Access approvals considered harmful
Access approvals are a feature in categories of software bearing fancy names like Entitlement Management, Identity Governance, Privileged Access Management (PAM), and Cloud Access Security Brokers (CASB). The idea is to gate risky access behind a multi-party workflow that delegates decisions to managers, oncall personnel, or others who presumably have better context. It’s safer than just granting access, so, it’s a security win, right?
If we’re unsure about access being safe, adding an approval step can just be kicking the can down the road. In a recent conversation with Clint Gibler, I dug into access approvals and where they go wrong. Here, I want to break down some problems and suggest alternatives that improve security while minimizing friction.
Don’t reinforce risky access paths, build a safer control plane
Logging into production environments or assuming elevated cloud roles is inherently risky. An errant keystroke could cause an incident. Adding a quick review doesn’t make it safe. Putting these actions behind approvals means the actions will still happen.
Long term, find ways to make that access unnecessary for regular workflows. Create safer access paths that don’t require gates. Config files can be viewed safely when they’re IaC, system logs can be shipped to observability stacks, and prod changes can be orchestrated through CI/CD.
Don’t make uninformed decisions, require pull requests
Access requests often lack context and the approver can’t know what exact access is needed. If someone requests administrator access in a cloud environment, they might be checking a bill, modifying a production stack — or spinning up crypto instances. Frequent approvals lead to rushed justifications and perfunctory reviews which can make approvals automatic and meaningless. When access is inherently risky, like making live changes to production, draw on software engineering best practices: version control, pull requests, and CI/CD pipelines.

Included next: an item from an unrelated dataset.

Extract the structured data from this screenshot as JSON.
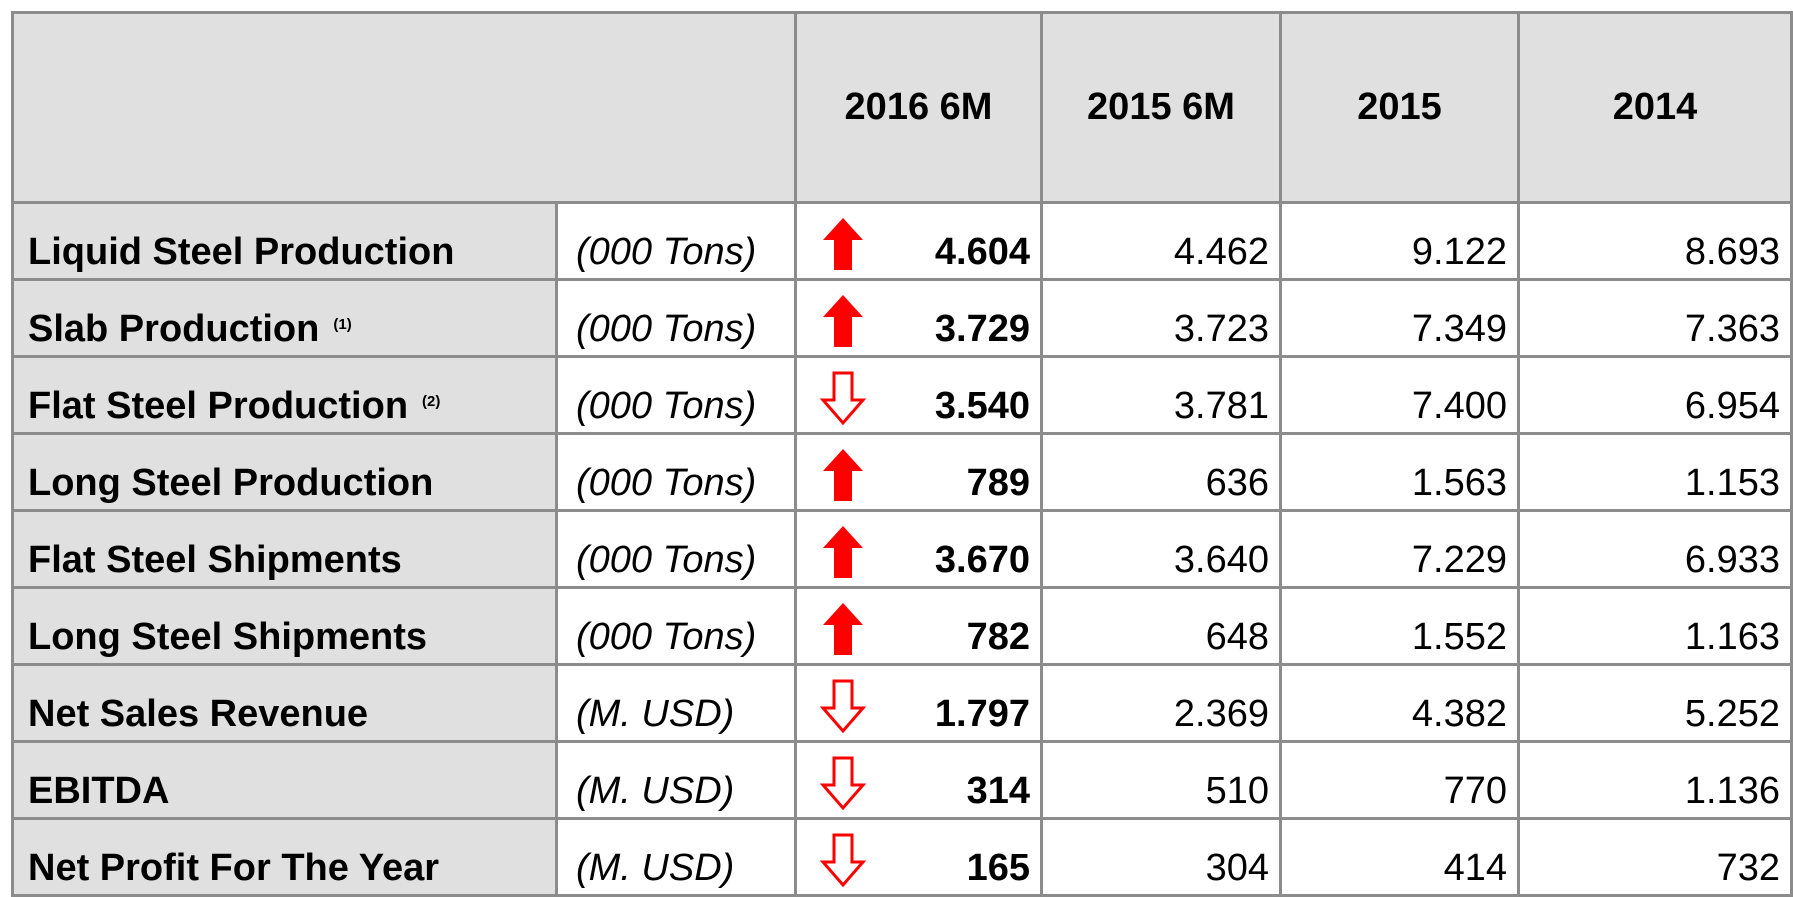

At LaunchDarkly, our Security team built a tool to reduce direct prod access (e.g. SSH, AWS console). We maintain a GitHub repository with templated Go scripts for common tasks. Once reviewed, approved (with full context!), and merged, the code uses GitHub Actions to launch AWS Fargate tasks that perform the sensitive tasks from within our prod environments. This setup streamlines safe access using the same techniques we use to keep deployments secure. It reduces the need for low context approvals.

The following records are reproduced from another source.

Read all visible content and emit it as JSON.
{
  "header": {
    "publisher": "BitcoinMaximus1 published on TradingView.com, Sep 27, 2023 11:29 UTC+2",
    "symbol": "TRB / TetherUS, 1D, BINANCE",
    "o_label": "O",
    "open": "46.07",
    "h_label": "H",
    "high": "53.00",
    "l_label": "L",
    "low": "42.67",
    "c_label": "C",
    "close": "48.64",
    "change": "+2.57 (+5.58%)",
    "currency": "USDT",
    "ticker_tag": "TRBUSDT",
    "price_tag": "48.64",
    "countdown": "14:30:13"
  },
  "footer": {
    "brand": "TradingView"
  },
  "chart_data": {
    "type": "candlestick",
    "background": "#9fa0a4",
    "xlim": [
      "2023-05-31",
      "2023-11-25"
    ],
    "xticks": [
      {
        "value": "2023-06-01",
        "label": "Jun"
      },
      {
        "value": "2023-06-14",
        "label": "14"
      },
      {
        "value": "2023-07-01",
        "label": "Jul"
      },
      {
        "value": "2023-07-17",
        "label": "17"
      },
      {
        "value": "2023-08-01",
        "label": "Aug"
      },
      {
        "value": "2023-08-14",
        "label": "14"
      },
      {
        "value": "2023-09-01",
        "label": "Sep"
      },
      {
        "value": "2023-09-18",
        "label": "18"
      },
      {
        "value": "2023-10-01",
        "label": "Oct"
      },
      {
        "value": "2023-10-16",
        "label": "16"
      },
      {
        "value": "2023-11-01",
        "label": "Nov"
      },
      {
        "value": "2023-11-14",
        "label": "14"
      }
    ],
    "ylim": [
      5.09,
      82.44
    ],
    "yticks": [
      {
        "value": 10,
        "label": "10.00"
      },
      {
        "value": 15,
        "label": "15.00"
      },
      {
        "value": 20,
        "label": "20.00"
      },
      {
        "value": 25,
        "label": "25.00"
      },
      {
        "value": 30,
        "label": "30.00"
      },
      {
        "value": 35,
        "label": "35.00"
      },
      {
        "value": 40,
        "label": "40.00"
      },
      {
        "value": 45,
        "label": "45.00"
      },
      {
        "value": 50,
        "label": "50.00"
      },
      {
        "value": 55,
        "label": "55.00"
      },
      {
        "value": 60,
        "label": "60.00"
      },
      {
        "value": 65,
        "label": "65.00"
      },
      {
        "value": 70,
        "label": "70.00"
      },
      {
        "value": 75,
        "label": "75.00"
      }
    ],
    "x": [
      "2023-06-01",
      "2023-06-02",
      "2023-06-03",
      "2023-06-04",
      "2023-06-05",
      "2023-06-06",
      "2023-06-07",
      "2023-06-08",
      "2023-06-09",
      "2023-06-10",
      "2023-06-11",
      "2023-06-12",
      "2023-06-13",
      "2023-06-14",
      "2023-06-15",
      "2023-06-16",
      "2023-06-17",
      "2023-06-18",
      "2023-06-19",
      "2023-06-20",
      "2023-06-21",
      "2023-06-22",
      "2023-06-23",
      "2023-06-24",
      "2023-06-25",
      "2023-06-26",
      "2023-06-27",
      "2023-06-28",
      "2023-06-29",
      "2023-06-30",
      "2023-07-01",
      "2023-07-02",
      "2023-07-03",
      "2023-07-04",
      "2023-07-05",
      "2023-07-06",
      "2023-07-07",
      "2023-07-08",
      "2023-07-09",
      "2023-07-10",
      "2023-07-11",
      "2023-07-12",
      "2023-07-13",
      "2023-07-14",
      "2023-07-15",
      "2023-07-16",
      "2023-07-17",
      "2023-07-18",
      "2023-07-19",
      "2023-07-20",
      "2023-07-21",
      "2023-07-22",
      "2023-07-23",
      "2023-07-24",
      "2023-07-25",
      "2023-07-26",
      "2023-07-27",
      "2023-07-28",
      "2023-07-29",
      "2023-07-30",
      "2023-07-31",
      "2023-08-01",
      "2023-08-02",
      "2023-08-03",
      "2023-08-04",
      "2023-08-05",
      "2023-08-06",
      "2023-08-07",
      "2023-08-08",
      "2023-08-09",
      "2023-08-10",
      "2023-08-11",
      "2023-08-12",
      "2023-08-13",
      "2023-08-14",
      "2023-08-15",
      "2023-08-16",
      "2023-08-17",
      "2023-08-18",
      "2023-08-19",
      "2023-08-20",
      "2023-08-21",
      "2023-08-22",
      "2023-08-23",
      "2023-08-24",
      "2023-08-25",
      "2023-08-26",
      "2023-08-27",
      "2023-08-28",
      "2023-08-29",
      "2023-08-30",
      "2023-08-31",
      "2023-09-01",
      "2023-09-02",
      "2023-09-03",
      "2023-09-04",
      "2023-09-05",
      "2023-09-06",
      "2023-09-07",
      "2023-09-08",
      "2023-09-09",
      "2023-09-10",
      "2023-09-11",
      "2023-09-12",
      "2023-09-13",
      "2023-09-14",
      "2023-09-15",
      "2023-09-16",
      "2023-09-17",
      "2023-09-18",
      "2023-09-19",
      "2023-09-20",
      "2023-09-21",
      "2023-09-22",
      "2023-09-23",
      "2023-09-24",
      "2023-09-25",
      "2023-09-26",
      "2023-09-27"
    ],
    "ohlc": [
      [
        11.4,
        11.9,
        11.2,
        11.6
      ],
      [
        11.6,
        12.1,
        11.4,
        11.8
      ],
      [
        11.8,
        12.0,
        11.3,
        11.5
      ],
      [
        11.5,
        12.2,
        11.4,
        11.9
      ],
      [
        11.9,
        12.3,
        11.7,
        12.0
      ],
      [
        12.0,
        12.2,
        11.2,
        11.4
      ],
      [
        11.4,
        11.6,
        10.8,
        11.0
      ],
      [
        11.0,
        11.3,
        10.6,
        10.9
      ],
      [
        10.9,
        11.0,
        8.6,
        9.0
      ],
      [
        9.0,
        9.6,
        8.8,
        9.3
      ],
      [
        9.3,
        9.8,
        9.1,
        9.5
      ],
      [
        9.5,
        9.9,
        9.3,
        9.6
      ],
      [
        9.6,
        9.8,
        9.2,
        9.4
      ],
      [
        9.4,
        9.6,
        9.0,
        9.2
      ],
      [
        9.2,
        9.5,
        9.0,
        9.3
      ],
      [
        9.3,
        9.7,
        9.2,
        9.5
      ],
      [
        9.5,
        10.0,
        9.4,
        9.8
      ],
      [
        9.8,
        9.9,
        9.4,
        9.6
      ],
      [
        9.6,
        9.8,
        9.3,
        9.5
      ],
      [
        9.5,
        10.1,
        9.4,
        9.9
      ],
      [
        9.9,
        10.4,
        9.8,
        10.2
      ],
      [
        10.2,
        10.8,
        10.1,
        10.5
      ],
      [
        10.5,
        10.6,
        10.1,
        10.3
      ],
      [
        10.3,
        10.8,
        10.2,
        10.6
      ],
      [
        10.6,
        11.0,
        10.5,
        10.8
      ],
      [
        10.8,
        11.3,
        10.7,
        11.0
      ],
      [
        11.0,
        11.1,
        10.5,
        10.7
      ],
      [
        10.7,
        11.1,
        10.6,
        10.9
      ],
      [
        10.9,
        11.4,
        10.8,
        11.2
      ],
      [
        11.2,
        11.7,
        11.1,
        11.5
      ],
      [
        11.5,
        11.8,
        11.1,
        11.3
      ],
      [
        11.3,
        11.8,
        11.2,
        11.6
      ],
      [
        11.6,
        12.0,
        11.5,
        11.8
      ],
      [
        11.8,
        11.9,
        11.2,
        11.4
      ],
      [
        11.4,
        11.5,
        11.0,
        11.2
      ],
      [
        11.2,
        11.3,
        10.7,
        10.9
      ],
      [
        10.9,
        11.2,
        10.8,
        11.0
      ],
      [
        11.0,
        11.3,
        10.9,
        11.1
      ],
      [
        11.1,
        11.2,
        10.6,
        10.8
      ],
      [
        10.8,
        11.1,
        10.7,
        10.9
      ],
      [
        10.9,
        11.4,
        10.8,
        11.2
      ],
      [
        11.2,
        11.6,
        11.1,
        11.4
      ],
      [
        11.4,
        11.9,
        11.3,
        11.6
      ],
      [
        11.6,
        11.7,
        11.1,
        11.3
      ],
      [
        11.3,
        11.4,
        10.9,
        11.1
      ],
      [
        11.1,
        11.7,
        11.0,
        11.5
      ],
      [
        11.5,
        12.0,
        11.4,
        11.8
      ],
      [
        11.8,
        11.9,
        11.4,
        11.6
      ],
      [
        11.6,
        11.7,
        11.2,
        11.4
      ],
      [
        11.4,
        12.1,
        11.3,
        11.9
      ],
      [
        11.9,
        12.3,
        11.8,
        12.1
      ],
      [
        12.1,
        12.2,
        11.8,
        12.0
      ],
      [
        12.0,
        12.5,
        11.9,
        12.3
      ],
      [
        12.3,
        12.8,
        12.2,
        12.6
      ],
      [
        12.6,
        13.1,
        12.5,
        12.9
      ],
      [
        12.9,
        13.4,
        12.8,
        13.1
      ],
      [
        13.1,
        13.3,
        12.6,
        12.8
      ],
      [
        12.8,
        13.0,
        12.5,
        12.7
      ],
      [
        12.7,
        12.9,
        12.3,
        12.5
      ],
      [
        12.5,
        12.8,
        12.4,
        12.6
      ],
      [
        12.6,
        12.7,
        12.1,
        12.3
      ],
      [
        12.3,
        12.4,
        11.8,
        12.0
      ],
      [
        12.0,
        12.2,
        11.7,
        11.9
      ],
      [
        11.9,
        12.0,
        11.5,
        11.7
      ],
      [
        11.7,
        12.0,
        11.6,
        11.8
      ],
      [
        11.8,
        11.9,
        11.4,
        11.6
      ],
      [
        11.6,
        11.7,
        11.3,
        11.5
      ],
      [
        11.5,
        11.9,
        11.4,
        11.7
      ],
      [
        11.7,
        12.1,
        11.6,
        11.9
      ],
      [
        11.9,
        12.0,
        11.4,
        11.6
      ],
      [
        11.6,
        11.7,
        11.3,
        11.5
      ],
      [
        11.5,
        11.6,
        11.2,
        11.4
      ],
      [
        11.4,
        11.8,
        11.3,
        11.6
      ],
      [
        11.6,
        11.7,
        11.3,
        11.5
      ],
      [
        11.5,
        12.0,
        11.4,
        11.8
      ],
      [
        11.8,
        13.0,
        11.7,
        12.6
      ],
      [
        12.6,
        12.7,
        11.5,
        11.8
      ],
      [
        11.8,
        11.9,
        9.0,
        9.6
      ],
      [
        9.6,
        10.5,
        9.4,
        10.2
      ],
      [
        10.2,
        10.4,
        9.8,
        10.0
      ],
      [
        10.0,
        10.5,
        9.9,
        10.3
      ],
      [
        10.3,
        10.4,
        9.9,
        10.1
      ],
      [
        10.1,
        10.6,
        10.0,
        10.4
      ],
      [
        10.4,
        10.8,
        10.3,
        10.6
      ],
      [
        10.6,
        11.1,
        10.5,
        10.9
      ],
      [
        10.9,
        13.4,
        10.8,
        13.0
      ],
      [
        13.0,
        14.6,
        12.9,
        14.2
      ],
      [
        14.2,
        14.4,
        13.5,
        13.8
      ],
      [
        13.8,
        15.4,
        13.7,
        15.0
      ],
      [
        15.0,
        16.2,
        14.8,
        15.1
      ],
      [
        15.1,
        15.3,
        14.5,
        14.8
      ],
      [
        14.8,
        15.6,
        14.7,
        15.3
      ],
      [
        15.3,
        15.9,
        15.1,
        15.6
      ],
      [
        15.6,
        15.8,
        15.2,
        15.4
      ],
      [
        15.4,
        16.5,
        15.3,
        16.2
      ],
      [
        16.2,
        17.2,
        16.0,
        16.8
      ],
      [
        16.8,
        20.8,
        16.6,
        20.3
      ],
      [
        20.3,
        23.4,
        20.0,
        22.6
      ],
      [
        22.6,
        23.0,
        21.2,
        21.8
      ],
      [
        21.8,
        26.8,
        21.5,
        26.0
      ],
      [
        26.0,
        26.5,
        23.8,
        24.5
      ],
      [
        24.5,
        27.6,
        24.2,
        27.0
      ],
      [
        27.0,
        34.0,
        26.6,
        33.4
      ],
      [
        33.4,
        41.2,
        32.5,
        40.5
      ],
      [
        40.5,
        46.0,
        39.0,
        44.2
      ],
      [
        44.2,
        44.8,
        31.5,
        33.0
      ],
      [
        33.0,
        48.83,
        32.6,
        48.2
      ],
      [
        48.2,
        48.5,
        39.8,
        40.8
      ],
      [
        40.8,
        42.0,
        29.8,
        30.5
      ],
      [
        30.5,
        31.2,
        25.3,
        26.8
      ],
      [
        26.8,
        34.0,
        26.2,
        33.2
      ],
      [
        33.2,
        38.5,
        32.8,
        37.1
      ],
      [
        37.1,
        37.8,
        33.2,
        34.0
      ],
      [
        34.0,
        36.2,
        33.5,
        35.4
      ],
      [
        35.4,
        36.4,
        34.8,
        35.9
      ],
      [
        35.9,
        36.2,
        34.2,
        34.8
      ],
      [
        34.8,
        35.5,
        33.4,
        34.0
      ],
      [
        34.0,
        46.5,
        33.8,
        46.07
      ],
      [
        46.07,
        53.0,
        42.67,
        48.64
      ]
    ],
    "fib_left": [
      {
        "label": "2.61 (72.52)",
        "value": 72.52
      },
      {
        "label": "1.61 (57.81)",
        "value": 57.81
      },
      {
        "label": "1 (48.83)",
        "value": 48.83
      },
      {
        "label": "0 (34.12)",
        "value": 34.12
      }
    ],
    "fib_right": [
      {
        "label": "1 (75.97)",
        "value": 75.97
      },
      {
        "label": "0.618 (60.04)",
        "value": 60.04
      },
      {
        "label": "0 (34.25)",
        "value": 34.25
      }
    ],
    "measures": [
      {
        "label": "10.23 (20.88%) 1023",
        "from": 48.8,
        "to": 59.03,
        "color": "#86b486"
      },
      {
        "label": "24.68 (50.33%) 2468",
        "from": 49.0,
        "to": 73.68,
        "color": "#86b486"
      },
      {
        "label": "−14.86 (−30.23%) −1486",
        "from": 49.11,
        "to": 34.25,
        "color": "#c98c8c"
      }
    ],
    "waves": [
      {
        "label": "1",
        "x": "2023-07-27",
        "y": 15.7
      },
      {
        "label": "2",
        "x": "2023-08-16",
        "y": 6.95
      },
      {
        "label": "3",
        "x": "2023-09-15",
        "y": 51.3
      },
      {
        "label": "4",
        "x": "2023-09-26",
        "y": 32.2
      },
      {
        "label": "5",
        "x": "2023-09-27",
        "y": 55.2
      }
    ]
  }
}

Don’t introduce approval latency, do support emergency “break glass” access
There are emergency situations where we want to allow unsafe access methods. Requiring someone to submit a pull request to perform forensic surgery on a borked host may not make sense in the midst of a SEV1 incident. “Break glass” means the access should be loud and expensive, with alerts, credential rotation, and clear follow-up actions. This is reserved for high severity situations where no safe alternative exists.
At LaunchDarkly, our break glass process is simple but intentional. The on-call Incident Manager has the authority to approve access, reducing delays when fighting fires. We document this access in runbooks so it’s ready when needed for quick debugging or repair, and it automatically triggers critical security alerts. After an incident, we identify changes that might cut down on similar access needs in the future.
Don’t use approvals to prevent spoofing, ask for identity evidence
If approvals are meant to verify whether a request is legit (“are you really who you say you are?”), they’re confusing authentication with authorization. An attacker with valid credentials can just as easily submit a “legit” request. If the access request system itself can’t tell whether a request is legitimate, how is an approver supposed to? This setup is just as vulnerable to user error as MFA Fatigue attacks, where repeated prompts wear people down and slip-ups happen.
If spoofing is the concern, our focus should be on building resilience to identity-based threats and requiring additional proof from the requester — not a rubber stamp from someone else. That could mean an MFA re-authentication or a device trust check, putting the burden of proof back where it belongs.
Don’t block access, study justifications
When risky access is frequent but there’s no clear, safer option in place, approvals might seem like a quick fix. But when approvals are routine, they can slow teams down and eat away at security’s credibility each time work is left in limbo.
A more iterative approach is to use auditable requests in place of approvals. With this model, users submit access requests with context — like a link to a ticket — and get access without waiting for approval. These justifications give security teams valuable insights into why people need this access, which allows for real-time suggestions of safer alternatives when possible. Over time, this data helps define use cases for safer access methods.
Instead of relying on access approvals, systems should focus on creating pathways with context-appropriate least privilege access. Routine actions should be streamlined, with decision delegation only in exceptional cases. By shifting to more purpose-built processes, we move from “approving access” to people moving fast while reducing security risks.